5. Federal Loan Caps Are Changing How Students Borrow

2025 brought the first-ever hard caps on federal student loan borrowing:

  • Parent PLUS Loans: capped at $65,000 total
  • Graduate Loans: capped at $100,000, or up to $200,000 for medical, law, or veterinary programs

For Kentucky students pursuing professional degrees—especially in medicine, law, or dentistry—these limits are triggering a shift toward private loans, which often carry higher interest and fewer protections.

Families sending kids to private institutions like Bellarmine or Transylvania University are also facing funding gaps. As a result, more students are opting for in-state public colleges or community college transfer paths.

Staying Ahead of the Curve in Kentucky

With sweeping changes reshaping how Kentuckians repay and manage student debt, it’s more important than ever to stay proactive. The 2025 reforms are designed to simplify the system—but in many cases, they’ve added new complexities, especially for those nearing forgiveness or managing multiple loans.

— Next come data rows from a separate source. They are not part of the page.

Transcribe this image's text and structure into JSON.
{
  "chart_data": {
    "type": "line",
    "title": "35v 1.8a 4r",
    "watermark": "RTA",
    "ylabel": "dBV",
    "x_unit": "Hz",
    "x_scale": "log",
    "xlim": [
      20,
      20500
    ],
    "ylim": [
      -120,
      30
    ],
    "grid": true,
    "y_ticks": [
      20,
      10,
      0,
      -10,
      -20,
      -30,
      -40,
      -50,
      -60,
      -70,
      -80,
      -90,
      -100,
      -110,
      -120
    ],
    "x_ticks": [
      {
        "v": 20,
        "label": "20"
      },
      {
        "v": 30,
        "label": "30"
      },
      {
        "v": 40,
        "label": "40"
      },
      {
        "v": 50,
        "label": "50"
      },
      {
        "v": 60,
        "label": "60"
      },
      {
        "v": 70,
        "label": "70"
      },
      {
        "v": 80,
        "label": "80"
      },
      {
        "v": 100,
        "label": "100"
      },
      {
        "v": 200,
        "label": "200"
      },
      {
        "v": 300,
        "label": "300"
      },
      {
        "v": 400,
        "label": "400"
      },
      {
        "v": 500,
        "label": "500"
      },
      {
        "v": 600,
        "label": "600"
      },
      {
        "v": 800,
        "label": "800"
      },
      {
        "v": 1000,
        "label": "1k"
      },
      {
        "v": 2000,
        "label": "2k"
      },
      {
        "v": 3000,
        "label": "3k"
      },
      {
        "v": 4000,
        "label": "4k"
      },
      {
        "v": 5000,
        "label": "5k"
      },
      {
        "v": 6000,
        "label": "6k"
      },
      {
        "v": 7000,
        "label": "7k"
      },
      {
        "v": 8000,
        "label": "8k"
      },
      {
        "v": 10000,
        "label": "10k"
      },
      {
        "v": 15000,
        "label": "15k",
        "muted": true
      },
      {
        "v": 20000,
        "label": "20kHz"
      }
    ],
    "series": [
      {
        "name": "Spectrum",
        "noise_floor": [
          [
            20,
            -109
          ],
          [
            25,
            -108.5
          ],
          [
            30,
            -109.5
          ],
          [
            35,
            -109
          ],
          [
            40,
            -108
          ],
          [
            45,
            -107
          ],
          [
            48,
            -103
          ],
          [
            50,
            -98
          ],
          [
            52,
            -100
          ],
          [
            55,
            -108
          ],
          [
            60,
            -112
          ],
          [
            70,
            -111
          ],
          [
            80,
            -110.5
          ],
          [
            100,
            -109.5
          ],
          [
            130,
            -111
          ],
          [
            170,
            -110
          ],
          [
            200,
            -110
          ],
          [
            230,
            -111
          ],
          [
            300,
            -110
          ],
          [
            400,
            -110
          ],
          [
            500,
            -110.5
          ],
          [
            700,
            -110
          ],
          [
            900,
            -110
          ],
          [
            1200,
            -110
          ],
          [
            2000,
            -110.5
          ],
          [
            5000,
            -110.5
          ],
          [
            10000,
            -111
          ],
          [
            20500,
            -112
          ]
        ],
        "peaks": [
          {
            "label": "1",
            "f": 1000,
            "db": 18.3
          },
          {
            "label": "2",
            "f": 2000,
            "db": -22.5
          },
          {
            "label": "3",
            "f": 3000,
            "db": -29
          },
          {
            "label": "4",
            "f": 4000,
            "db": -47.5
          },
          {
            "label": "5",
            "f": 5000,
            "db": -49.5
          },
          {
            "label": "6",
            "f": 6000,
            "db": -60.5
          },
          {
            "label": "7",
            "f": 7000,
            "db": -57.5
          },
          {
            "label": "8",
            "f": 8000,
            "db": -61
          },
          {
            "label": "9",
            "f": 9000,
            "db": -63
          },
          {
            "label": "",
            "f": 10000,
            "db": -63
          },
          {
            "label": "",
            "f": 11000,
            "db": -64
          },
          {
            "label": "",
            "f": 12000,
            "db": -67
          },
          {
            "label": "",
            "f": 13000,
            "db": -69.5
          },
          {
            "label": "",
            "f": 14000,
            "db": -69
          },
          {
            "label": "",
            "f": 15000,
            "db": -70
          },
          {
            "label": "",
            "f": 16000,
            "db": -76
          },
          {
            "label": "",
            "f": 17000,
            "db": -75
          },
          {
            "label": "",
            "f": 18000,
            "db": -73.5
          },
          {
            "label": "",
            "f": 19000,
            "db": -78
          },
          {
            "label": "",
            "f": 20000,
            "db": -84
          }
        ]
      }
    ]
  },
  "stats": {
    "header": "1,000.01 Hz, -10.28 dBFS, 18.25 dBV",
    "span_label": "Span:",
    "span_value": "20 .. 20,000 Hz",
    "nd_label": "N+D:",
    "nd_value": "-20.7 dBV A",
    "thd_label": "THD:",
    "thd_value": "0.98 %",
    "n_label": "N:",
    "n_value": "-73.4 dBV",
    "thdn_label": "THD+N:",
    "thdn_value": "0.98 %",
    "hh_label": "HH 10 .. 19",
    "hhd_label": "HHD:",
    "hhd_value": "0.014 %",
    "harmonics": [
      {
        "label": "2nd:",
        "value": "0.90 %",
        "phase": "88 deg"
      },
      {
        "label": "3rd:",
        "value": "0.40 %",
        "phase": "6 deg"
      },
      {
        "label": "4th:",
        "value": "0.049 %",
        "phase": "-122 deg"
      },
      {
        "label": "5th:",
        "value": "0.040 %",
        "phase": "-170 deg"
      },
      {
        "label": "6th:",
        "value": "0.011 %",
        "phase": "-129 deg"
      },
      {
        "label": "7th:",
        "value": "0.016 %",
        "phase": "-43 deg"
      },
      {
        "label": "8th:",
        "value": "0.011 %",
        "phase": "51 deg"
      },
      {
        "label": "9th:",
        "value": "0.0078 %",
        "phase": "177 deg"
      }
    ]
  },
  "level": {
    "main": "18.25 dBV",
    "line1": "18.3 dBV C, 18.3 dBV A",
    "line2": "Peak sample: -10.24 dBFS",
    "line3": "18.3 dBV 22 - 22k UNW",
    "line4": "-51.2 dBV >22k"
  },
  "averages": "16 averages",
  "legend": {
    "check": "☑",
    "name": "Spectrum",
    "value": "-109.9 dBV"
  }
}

Whether you’re a graduate school borrower in Louisville, a community college student in Paducah, or a public school teacher in Owensboro, keeping track of deadlines, repayment plans, and program eligibility is key.

Tip: Set calendar reminders for income recertification, check your forgiveness progress every six months, and don’t be afraid to contact your servicer if you’re unsure what plan you’re on.

Kentucky may be known for bourbon and bluegrass, but in 2025, it’s also becoming a key battleground in the evolving student loan landscape. Stay informed—and stay one step ahead.